After the order, the authorities began the eviction and burning the phum-huts on November 15.
The drive was conducted under the Loktak Protection Act, 2006. The authority officials said the settlers were “encroachers” whose presence there posed a serious threat to the survival of Loktak, a Ramsar site listed as one of the most threatened wetlands of the world.
K-Pro, the firm engaged to clear the phumdis, will push them to the Chind-Win river of Myanmar through the Ithai river of Manipur.
The project completion target is July next year.
“We regret having to evict the fishermen. But they are encroachers and for the general benefit of the people in Manipur and global environment, we have to save the lake. We have been asking them to vacate the lake for the past three years,” an official of the LDA told The Telegraph.
The officials added that they had also built houses on the fringes of the lake.
The lake settlers, however, said they did not want to leave the lake and continue to make their living by fishing.
They have formed the All-Loktak Lake Areas Fishermen’s Union to resist the government’s move.

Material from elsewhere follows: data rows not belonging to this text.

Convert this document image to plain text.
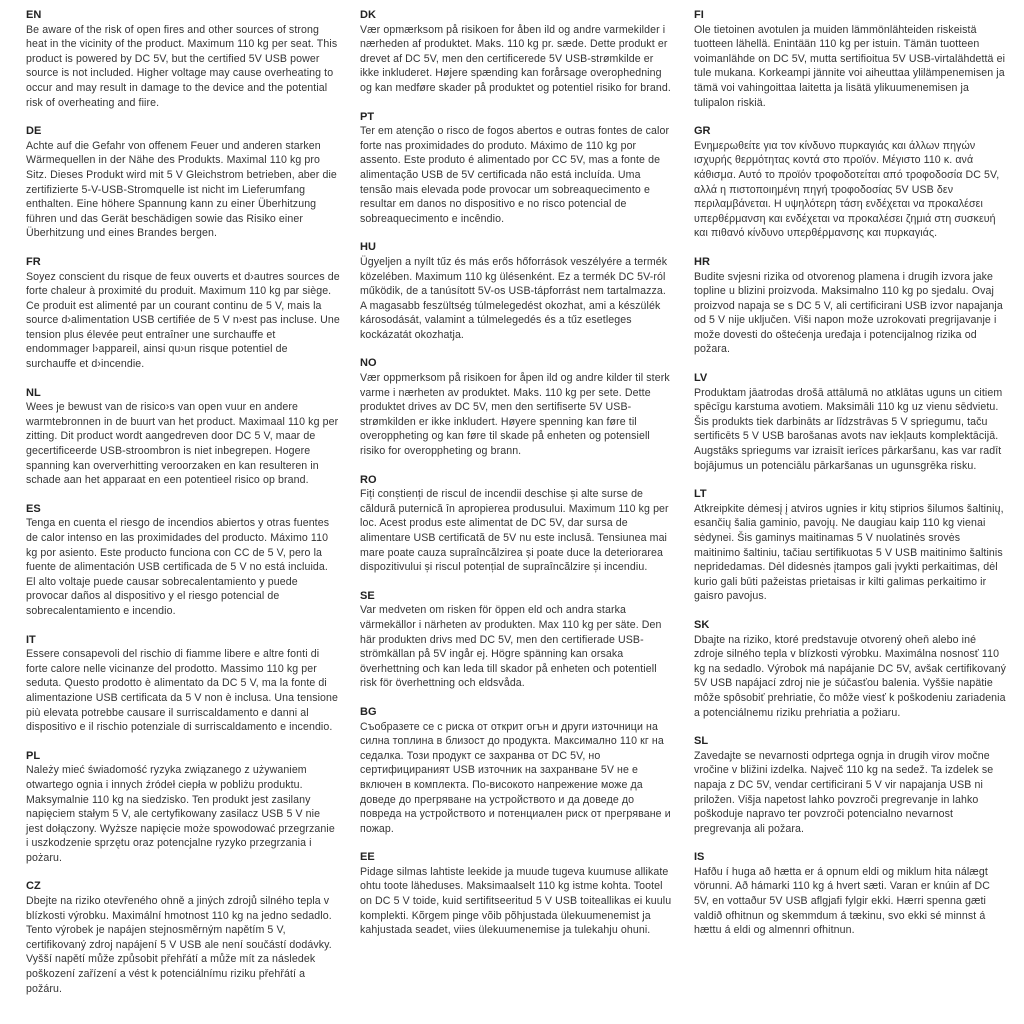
EN

Be aware of the risk of open fires and other sources of strong heat in the vicinity of the product. Maximum 110 kg per seat. This product is powered by DC 5V, but the certified 5V USB power source is not included. Higher voltage may cause overheating to occur and may result in damage to the device and the potential risk of overheating and fiire.

DE

Achte auf die Gefahr von offenem Feuer und anderen starken Wärmequellen in der Nähe des Produkts. Maximal 110 kg pro Sitz. Dieses Produkt wird mit 5 V Gleichstrom betrieben, aber die zertifizierte 5-V-USB-Stromquelle ist nicht im Lieferumfang enthalten. Eine höhere Spannung kann zu einer Überhitzung führen und das Gerät beschädigen sowie das Risiko einer Überhitzung und eines Brandes bergen.

FR

Soyez conscient du risque de feux ouverts et d›autres sources de forte chaleur à proximité du produit. Maximum 110 kg par siège. Ce produit est alimenté par un courant continu de 5 V, mais la source d›alimentation USB certifiée de 5 V n›est pas incluse. Une tension plus élevée peut entraîner une surchauffe et endommager l›appareil, ainsi qu›un risque potentiel de surchauffe et d›incendie.

NL

Wees je bewust van de risico›s van open vuur en andere warmtebronnen in de buurt van het product. Maximaal 110 kg per zitting. Dit product wordt aangedreven door DC 5 V, maar de gecertificeerde USB-stroombron is niet inbegrepen. Hogere spanning kan oververhitting veroorzaken en kan resulteren in schade aan het apparaat en een potentieel risico op brand.

ES

Tenga en cuenta el riesgo de incendios abiertos y otras fuentes de calor intenso en las proximidades del producto. Máximo 110 kg por asiento. Este producto funciona con CC de 5 V, pero la fuente de alimentación USB certificada de 5 V no está incluida. El alto voltaje puede causar sobrecalentamiento y puede provocar daños al dispositivo y el riesgo potencial de sobrecalentamiento e incendio.

IT

Essere consapevoli del rischio di fiamme libere e altre fonti di forte calore nelle vicinanze del prodotto. Massimo 110 kg per seduta. Questo prodotto è alimentato da DC 5 V, ma la fonte di alimentazione USB certificata da 5 V non è inclusa. Una tensione più elevata potrebbe causare il surriscaldamento e danni al dispositivo e il rischio potenziale di surriscaldamento e incendio.

PL

Należy mieć świadomość ryzyka związanego z używaniem otwartego ognia i innych źródeł ciepła w pobliżu produktu. Maksymalnie 110 kg na siedzisko. Ten produkt jest zasilany napięciem stałym 5 V, ale certyfikowany zasilacz USB 5 V nie jest dołączony. Wyższe napięcie może spowodować przegrzanie i uszkodzenie sprzętu oraz potencjalne ryzyko przegrzania i pożaru.

CZ

Dbejte na riziko otevřeného ohně a jiných zdrojů silného tepla v blízkosti výrobku. Maximální hmotnost 110 kg na jedno sedadlo. Tento výrobek je napájen stejnosměrným napětím 5 V, certifikovaný zdroj napájení 5 V USB ale není součástí dodávky. Vyšší napětí může způsobit přehřátí a může mít za následek poškození zařízení a vést k potenciálnímu riziku přehřátí a požáru.

DK

Vær opmærksom på risikoen for åben ild og andre varmekilder i nærheden af produktet. Maks. 110 kg pr. sæde. Dette produkt er drevet af DC 5V, men den certificerede 5V USB-strømkilde er ikke inkluderet. Højere spænding kan forårsage overophedning og kan medføre skader på produktet og potentiel risiko for brand.

PT

Ter em atenção o risco de fogos abertos e outras fontes de calor forte nas proximidades do produto. Máximo de 110 kg por assento. Este produto é alimentado por CC 5V, mas a fonte de alimentação USB de 5V certificada não está incluída. Uma tensão mais elevada pode provocar um sobreaquecimento e resultar em danos no dispositivo e no risco potencial de sobreaquecimento e incêndio.

HU

Ügyeljen a nyílt tűz és más erős hőforrások veszélyére a termék közelében. Maximum 110 kg ülésenként. Ez a termék DC 5V-ról működik, de a tanúsított 5V-os USB-tápforrást nem tartalmazza. A magasabb feszültség túlmelegedést okozhat, ami a készülék károsodását, valamint a túlmelegedés és a tűz esetleges kockázatát okozhatja.

NO

Vær oppmerksom på risikoen for åpen ild og andre kilder til sterk varme i nærheten av produktet. Maks. 110 kg per sete. Dette produktet drives av DC 5V, men den sertifiserte 5V USB-strømkilden er ikke inkludert. Høyere spenning kan føre til overoppheting og kan føre til skade på enheten og potensiell risiko for overoppheting og brann.

RO

Fiți conștienți de riscul de incendii deschise și alte surse de căldură puternică în apropierea produsului. Maximum 110 kg per loc. Acest produs este alimentat de DC 5V, dar sursa de alimentare USB certificată de 5V nu este inclusă. Tensiunea mai mare poate cauza supraîncălzirea și poate duce la deteriorarea dispozitivului și riscul potențial de supraîncălzire și incendiu.

SE

Var medveten om risken för öppen eld och andra starka värmekällor i närheten av produkten. Max 110 kg per säte. Den här produkten drivs med DC 5V, men den certifierade USB-strömkällan på 5V ingår ej. Högre spänning kan orsaka överhettning och kan leda till skador på enheten och potentiell risk för överhettning och eldsvåda.

BG

Съобразете се с риска от открит огън и други източници на силна топлина в близост до продукта. Максимално 110 кг на седалка. Този продукт се захранва от DC 5V, но сертифицираният USB източник на захранване 5V не е включен в комплекта. По-високото напрежение може да доведе до прегряване на устройството и да доведе до повреда на устройството и потенциален риск от прегряване и пожар.

EE

Pidage silmas lahtiste leekide ja muude tugeva kuumuse allikate ohtu toote läheduses. Maksimaalselt 110 kg istme kohta. Tootel on DC 5 V toide, kuid sertifitseeritud 5 V USB toiteallikas ei kuulu komplekti. Kõrgem pinge võib põhjustada ülekuumenemist ja kahjustada seadet, viies ülekuumenemise ja tulekahju ohuni.

FI

Ole tietoinen avotulen ja muiden lämmönlähteiden riskeistä tuotteen lähellä. Enintään 110 kg per istuin. Tämän tuotteen voimanlähde on DC 5V, mutta sertifioitua 5V USB-virtalähdettä ei tule mukana. Korkeampi jännite voi aiheuttaa ylilämpenemisen ja tämä voi vahingoittaa laitetta ja lisätä ylikuumenemisen ja tulipalon riskiä.

GR

Ενημερωθείτε για τον κίνδυνο πυρκαγιάς και άλλων πηγών ισχυρής θερμότητας κοντά στο προϊόν. Μέγιστο 110 κ. ανά κάθισμα. Αυτό το προϊόν τροφοδοτείται από τροφοδοσία DC 5V, αλλά η πιστοποιημένη πηγή τροφοδοσίας 5V USB δεν περιλαμβάνεται. Η υψηλότερη τάση ενδέχεται να προκαλέσει υπερθέρμανση και ενδέχεται να προκαλέσει ζημιά στη συσκευή και πιθανό κίνδυνο υπερθέρμανσης και πυρκαγιάς.

HR

Budite svjesni rizika od otvorenog plamena i drugih izvora jake topline u blizini proizvoda. Maksimalno 110 kg po sjedalu. Ovaj proizvod napaja se s DC 5 V, ali certificirani USB izvor napajanja od 5 V nije uključen. Viši napon može uzrokovati pregrijavanje i može dovesti do oštećenja uređaja i potencijalnog rizika od požara.

LV

Produktam jāatrodas drošā attālumā no atklātas uguns un citiem spēcīgu karstuma avotiem. Maksimāli 110 kg uz vienu sēdvietu. Šis produkts tiek darbināts ar līdzstrāvas 5 V spriegumu, taču sertificēts 5 V USB barošanas avots nav iekļauts komplektācijā. Augstāks spriegums var izraisīt ierīces pārkaršanu, kas var radīt bojājumus un potenciālu pārkaršanas un ugunsgrēka risku.

LT

Atkreipkite dėmesį į atviros ugnies ir kitų stiprios šilumos šaltinių, esančių šalia gaminio, pavojų. Ne daugiau kaip 110 kg vienai sėdynei. Šis gaminys maitinamas 5 V nuolatinės srovės maitinimo šaltiniu, tačiau sertifikuotas 5 V USB maitinimo šaltinis nepridedamas. Dėl didesnės įtampos gali įvykti perkaitimas, dėl kurio gali būti pažeistas prietaisas ir kilti galimas perkaitimo ir gaisro pavojus.

SK

Dbajte na riziko, ktoré predstavuje otvorený oheň alebo iné zdroje silného tepla v blízkosti výrobku. Maximálna nosnosť 110 kg na sedadlo. Výrobok má napájanie DC 5V, avšak certifikovaný 5V USB napájací zdroj nie je súčasťou balenia. Vyššie napätie môže spôsobiť prehriatie, čo môže viesť k poškodeniu zariadenia a potenciálnemu riziku prehriatia a požiaru.

SL

Zavedajte se nevarnosti odprtega ognja in drugih virov močne vročine v bližini izdelka. Največ 110 kg na sedež. Ta izdelek se napaja z DC 5V, vendar certificirani 5 V vir napajanja USB ni priložen. Višja napetost lahko povzroči pregrevanje in lahko poškoduje napravo ter povzroči potencialno nevarnost pregrevanja ali požara.

IS

Hafðu í huga að hætta er á opnum eldi og miklum hita nálægt vörunni. Að hámarki 110 kg á hvert sæti. Varan er knúin af DC 5V, en vottaður 5V USB aflgjafi fylgir ekki. Hærri spenna gæti valdið ofhitnun og skemmdum á tækinu, svo ekki sé minnst á hættu á eldi og almennri ofhitnun.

After the burning began, the settlers fled and stayed at a relief camp at Ningthoukhong in Bishnupur district. After the police hounded them, they regrouped again at Thanga in the same district.
Yesterday, they fled to Imphal to highlight their plight.
However, the police forced them back in the evening.
“Burn us along with our huts. How can we feed our children now we do not have anywhere to live? Why is the government so cruel? Kill us as well,” some fisher-women cried when they a saw a police team coming to force them away.
They spent the night yesterday at Nambol in Bishnupur district and left for Thanga, on the fringe of the lake this morning.
A public meeting is likely to discuss the issue at Thanga tomorrow.
“We will continue to fight for our place in the lake,” said O. Rajen, the secretary of the lake union.